What does all this have to do with the psychopath (no, I’m not referring to me). The interesting thing is that the psychopath wouldn’t hesitate to save 5 lives. She would simply push that stranger over the side, enjoy the “hero” medal she would receive from city hall, then go home and have a bowl of Cheerios without another thought. This seems very humane on the part of the psychopath, doesn’t it? It is and it isn’t. Here’s the creepy reason: fMRI’s (magnetic resonant imaging) compared the brains of non-psychopaths (as far as scientists could tell, anyway), with that of psychopaths. When posed the same question about the big stranger and the 5 lives, non-psychopaths showed an emotional reaction in the amygdala (almond shaped nuclei deep within the medial temporal lobes, responsible for emotional regulation). They chose the same action as the psychopath (push the big fat guy), and exhibited considerable activity in the amygdala. When the psychopath chose to push the stranger, there was no reaction in the amygdala. There was no circuitry and no reaction. Just push away. Yeee-ha. Score one for me.

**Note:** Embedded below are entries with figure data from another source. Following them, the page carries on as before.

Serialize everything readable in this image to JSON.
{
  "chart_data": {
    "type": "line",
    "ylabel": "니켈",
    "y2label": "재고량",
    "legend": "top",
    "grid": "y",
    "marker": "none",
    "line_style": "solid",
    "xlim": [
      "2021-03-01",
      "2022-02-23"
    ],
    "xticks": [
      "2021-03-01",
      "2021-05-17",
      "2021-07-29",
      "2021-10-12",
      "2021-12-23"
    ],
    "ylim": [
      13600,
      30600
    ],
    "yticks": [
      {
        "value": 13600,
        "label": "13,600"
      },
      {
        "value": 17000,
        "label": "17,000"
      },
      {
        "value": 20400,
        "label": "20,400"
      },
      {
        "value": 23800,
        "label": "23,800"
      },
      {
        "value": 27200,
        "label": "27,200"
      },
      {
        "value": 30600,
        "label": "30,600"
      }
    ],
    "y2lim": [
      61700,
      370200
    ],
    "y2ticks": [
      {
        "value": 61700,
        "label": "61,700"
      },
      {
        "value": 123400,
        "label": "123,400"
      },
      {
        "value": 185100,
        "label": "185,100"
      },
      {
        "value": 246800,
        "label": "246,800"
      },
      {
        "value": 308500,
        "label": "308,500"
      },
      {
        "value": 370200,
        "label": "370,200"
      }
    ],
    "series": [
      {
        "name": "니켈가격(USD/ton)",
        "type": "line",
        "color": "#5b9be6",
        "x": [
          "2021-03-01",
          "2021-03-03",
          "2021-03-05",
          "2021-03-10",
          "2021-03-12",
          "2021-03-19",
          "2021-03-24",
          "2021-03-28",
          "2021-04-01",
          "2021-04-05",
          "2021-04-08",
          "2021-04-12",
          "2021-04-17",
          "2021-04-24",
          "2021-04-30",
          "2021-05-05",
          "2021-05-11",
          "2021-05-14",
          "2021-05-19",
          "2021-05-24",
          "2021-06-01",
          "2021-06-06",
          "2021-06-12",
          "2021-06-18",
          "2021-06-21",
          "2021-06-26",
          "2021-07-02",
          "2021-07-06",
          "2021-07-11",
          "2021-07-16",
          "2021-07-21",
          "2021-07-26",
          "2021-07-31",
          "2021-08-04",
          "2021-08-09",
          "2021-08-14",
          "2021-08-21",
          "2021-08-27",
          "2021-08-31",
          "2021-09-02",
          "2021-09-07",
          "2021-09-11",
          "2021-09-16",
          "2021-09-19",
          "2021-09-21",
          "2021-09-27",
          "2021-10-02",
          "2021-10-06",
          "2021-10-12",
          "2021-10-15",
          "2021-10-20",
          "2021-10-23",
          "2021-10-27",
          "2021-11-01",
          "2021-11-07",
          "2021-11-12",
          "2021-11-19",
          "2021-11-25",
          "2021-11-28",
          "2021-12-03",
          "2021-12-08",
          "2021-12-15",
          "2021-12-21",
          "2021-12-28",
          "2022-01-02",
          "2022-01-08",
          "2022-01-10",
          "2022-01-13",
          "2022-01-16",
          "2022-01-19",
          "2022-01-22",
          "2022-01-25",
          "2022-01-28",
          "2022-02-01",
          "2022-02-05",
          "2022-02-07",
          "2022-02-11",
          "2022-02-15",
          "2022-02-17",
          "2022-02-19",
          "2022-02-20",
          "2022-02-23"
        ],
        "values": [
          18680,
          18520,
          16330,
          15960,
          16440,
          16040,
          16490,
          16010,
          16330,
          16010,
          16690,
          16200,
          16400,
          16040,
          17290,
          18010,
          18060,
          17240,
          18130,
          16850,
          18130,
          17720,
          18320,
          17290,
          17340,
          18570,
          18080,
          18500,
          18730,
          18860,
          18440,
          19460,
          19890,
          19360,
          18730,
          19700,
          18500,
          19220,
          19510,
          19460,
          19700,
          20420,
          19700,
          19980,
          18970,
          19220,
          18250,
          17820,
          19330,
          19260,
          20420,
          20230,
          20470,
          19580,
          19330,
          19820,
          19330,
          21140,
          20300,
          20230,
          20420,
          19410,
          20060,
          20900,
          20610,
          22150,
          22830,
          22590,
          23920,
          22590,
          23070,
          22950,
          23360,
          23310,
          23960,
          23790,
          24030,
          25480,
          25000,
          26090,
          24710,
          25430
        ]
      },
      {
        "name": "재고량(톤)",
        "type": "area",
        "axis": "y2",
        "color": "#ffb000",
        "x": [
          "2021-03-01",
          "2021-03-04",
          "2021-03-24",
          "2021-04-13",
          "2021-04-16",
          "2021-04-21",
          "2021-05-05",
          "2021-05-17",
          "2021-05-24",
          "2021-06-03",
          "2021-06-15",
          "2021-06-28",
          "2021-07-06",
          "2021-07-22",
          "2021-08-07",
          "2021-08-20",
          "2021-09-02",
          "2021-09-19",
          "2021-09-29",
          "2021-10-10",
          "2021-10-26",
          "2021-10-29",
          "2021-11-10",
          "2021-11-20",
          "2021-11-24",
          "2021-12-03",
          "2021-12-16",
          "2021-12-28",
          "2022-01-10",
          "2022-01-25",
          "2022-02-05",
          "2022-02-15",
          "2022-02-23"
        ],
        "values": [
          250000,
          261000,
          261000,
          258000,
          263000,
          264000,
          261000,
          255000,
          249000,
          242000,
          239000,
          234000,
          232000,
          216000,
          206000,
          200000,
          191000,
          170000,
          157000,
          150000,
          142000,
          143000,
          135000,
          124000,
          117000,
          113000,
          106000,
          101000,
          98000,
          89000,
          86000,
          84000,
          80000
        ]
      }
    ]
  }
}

The researcher in the video doesn’t make a moral statement about the psychopath in this situation and that’s just as well. We need psychopaths who are able to murder without hesitation. We need our president or prime minister or fraudulent leader. or what have you, to make life-saving and life-destroying decisions without excess emotional baggage and without hesitation if necessary. Think of the military. They do a lot to save our countries and maintain our freedom. If they had a hard time pulling that trigger, many of their own troops could die; much of our own freedom would be lost. That becomes betrayal, not empathy. Admittedly, the majority of psychopaths in this country probably don’t operate for defensive reasons and to save the lives of millions of people (or one person, for that matter), unless there is something in it for him or her. They tend to operate for selfish reasons and to manipulate others to their own advantage. In that situation, psychopaths suck. In other situations, they don’t. We need them, like it or not.
A closing thought: I witnessed a sign the other day that stated “We would rather serve 10,000 Al Qaeda terrorists, than one Canadian soldier.” Does that upset you? It should. Now I shall put it in context and for all you non-psychopaths, help your amygdala to return to normal: the sign was in front of a funeral home.